Bolivia: Incallajta

Visit a large ancient city and have it all to yourself

Categories: Bolivia, Cities, Road Trips

Incallajta or Inkallaqta is a remote Inca city a few hours south of Cochabamba. It is the largest Inca ruin site in Bolivia and the farthest southern extent of the Inca Empire. Interestingly it wasn’t built until close to 1472, only twenty years before the Spanish first set foot in the New World.

The city was a military fortification and as such was strategically located on top of a hill overlooking the valley. What we were shown stretched all the way to the base of the cliffs on that second mountain.

 

I’m amazed at how fast things can get buried under copious amounts of soil.

Our decision to go visit Incallajta was simply to make use of our last day in the Cochabamba, it had not been one of our goals for the trip. The drive is very long, close to three hours even despite being mostly on pavement. The drive does take you through some very scenic agricultural landscapes that could be said to look like the Italian countryside. The last 45 minutes of the drive is by dirt road deep into an isolated mountain valley.

Everyone who visits the city has the same thing to say about it. It’s impressively large and feels very isolated. Although the quality of the stonework is not in the same league as the Peruvian ruins of the Sacred Valley, Inkallaqta feels like a real lived in city and you will most likely be the only visitor at the site. According to our guide (a guide is required to enter the site) we were the first people to show up for several days! Our guide was relaxed and informative. He allowed us to generally move along at our own pace. Incallajta is a good non-touristy ruin site to visit and enjoy the quiet of nature, and while the drive is long it is scenic.

One of the major locations in the city was this huge building, believed to have been covered, with a spring in the back corner.

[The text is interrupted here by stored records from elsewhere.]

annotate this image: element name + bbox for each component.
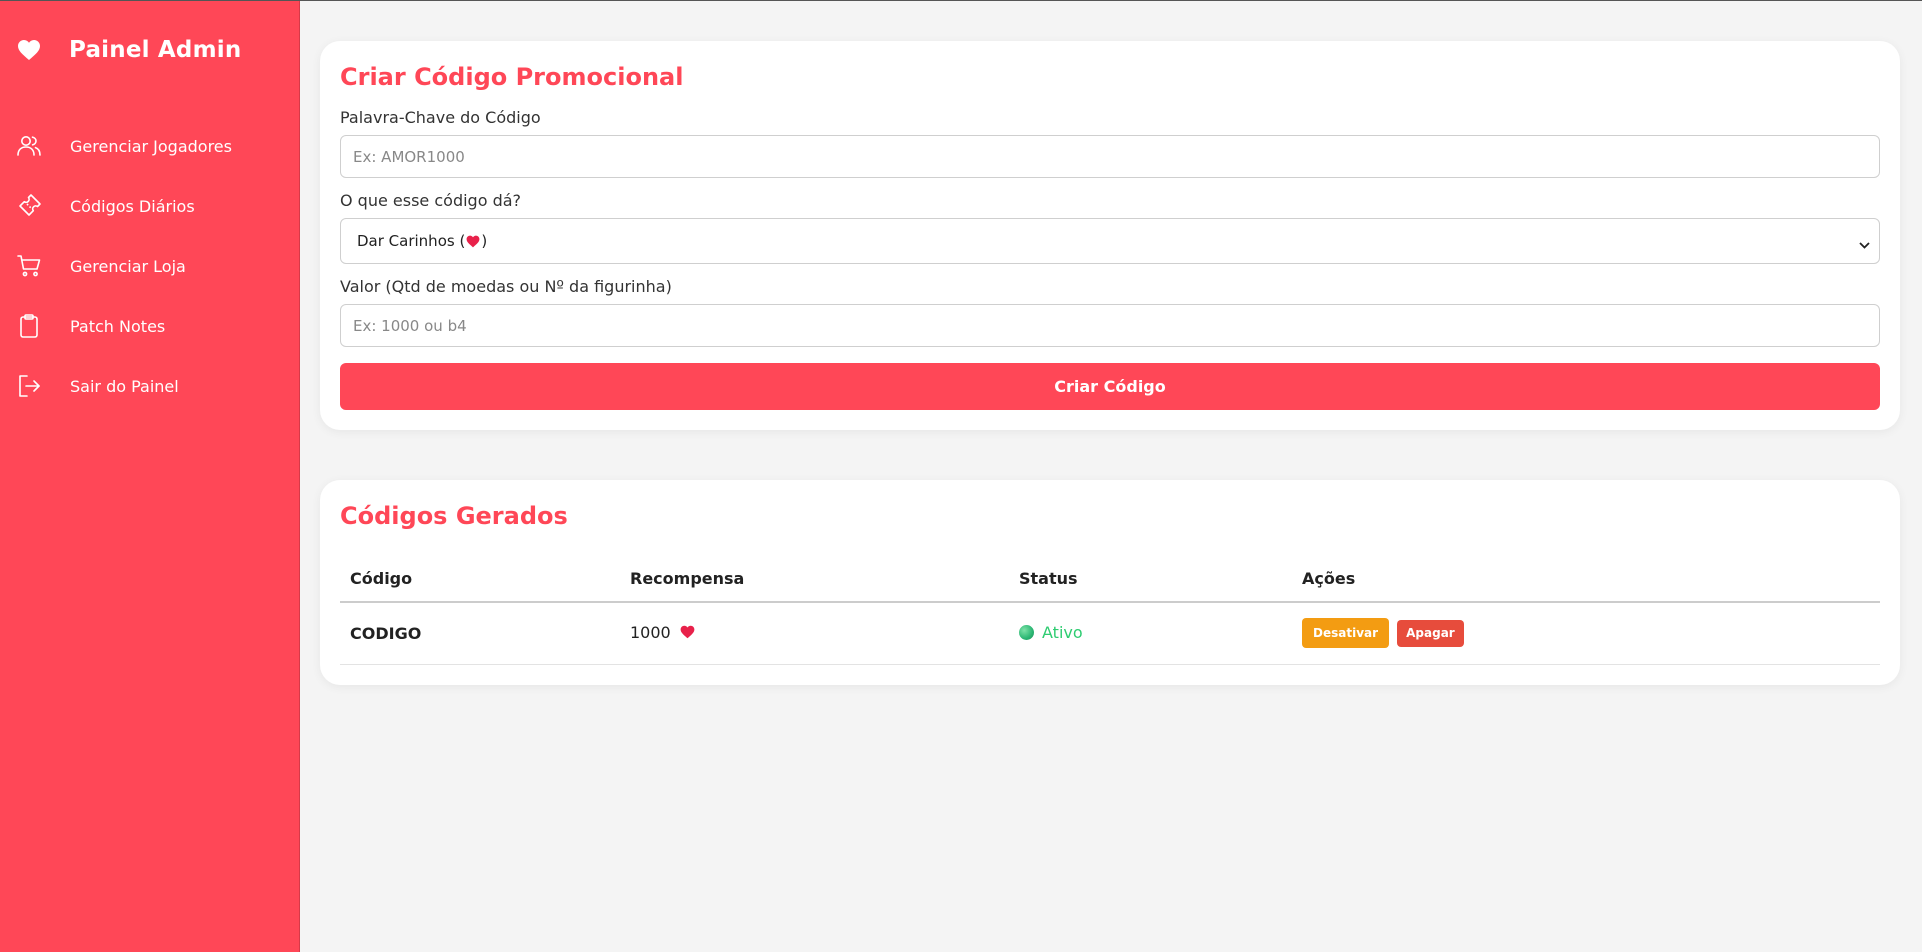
create-code-button[interactable]: Criar Código: [340, 363, 1880, 410]
main-content: Criar Código Promocional Palavra-Chave d…: [300, 1, 1922, 952]
reward-type-selected-text: Dar Carinhos (: [357, 232, 466, 250]
reward-type-selected-suffix: ): [481, 232, 488, 250]
table-header-row: Código Recompensa Status Ações: [340, 556, 1880, 603]
admin-app: Painel Admin Gerenciar Jogadores Códigos…: [0, 0, 1922, 952]
clipboard-icon: [16, 313, 42, 339]
generated-codes-card: Códigos Gerados Código Recompensa Status…: [320, 480, 1900, 685]
sidebar-item-label: Sair do Painel: [70, 376, 179, 396]
sidebar: Painel Admin Gerenciar Jogadores Códigos…: [0, 1, 300, 952]
sidebar-item-logout[interactable]: Sair do Painel: [0, 356, 299, 416]
logout-icon: [16, 373, 42, 399]
sidebar-item-label: Gerenciar Loja: [70, 256, 186, 276]
column-header-code: Código: [340, 556, 620, 603]
green-circle-icon: [1019, 624, 1034, 640]
cart-icon: [16, 253, 42, 279]
status-cell: Ativo: [1009, 602, 1292, 665]
column-header-reward: Recompensa: [620, 556, 1009, 603]
app-title: Painel Admin: [69, 37, 242, 63]
keyword-input[interactable]: [340, 135, 1880, 178]
heart-emoji-icon: [466, 235, 480, 248]
reward-amount: 1000: [630, 623, 671, 643]
sidebar-item-daily-codes[interactable]: Códigos Diários: [0, 176, 299, 236]
value-label: Valor (Qtd de moedas ou Nº da figurinha): [340, 277, 672, 296]
keyword-label: Palavra-Chave do Código: [340, 108, 541, 127]
column-header-actions: Ações: [1292, 556, 1880, 603]
delete-button[interactable]: Apagar: [1397, 619, 1464, 647]
sidebar-item-players[interactable]: Gerenciar Jogadores: [0, 116, 299, 176]
ticket-icon: [16, 193, 42, 219]
code-cell: CODIGO: [340, 602, 620, 665]
status-badge: Ativo: [1019, 623, 1083, 642]
actions-cell: Desativar Apagar: [1292, 602, 1880, 665]
create-code-card: Criar Código Promocional Palavra-Chave d…: [320, 41, 1900, 430]
heart-emoji-icon: [680, 624, 695, 643]
column-header-status: Status: [1009, 556, 1292, 603]
heart-icon: [16, 37, 42, 63]
sidebar-item-shop[interactable]: Gerenciar Loja: [0, 236, 299, 296]
brand: Painel Admin: [0, 25, 299, 75]
reward-type-label: O que esse código dá?: [340, 191, 522, 210]
status-text: Ativo: [1042, 622, 1083, 642]
generated-codes-title: Códigos Gerados: [340, 502, 568, 530]
sidebar-item-label: Códigos Diários: [70, 196, 195, 216]
table-row: CODIGO 1000 Ativo Desativar Apagar: [340, 602, 1880, 665]
value-input[interactable]: [340, 304, 1880, 347]
create-code-title: Criar Código Promocional: [340, 63, 684, 91]
codes-table: Código Recompensa Status Ações CODIGO 10…: [340, 556, 1880, 665]
reward-type-select-wrapper: Dar Carinhos ( ): [340, 218, 1880, 264]
users-icon: [16, 133, 42, 159]
reward-type-select[interactable]: Dar Carinhos ( ): [340, 218, 1880, 264]
sidebar-nav: Gerenciar Jogadores Códigos Diários Gere…: [0, 116, 299, 416]
sidebar-item-label: Patch Notes: [70, 316, 166, 336]
deactivate-button[interactable]: Desativar: [1302, 618, 1390, 649]
sidebar-item-patch-notes[interactable]: Patch Notes: [0, 296, 299, 356]
sidebar-item-label: Gerenciar Jogadores: [70, 136, 232, 156]
reward-cell: 1000: [620, 602, 1009, 665]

This high wall suggest the shape and style of the roof.

It’s not really understood what this facility was used for. It could have been a winter social gathering area or even a market.

I think this was an area across a gorge where the residences were for women only.

You definitely have the feeling that you are walking through a town rather than an isolated ruin site with a limited function. Some areas appear to have just been unearthed or that they are being retaken by the land due to lack of maintenance.

The town is divided by a deep gorge with a permanent stream of fresh water flowing through it. At the time there were bridges connecting the two halves of the city but now you must walk down some steep stairs and climb out the other side.

The guide told us this rock in the foreground was for making blood sacrifices. He seemed to point out quite a few other rocks and said they were the same thing so I started to doubt him.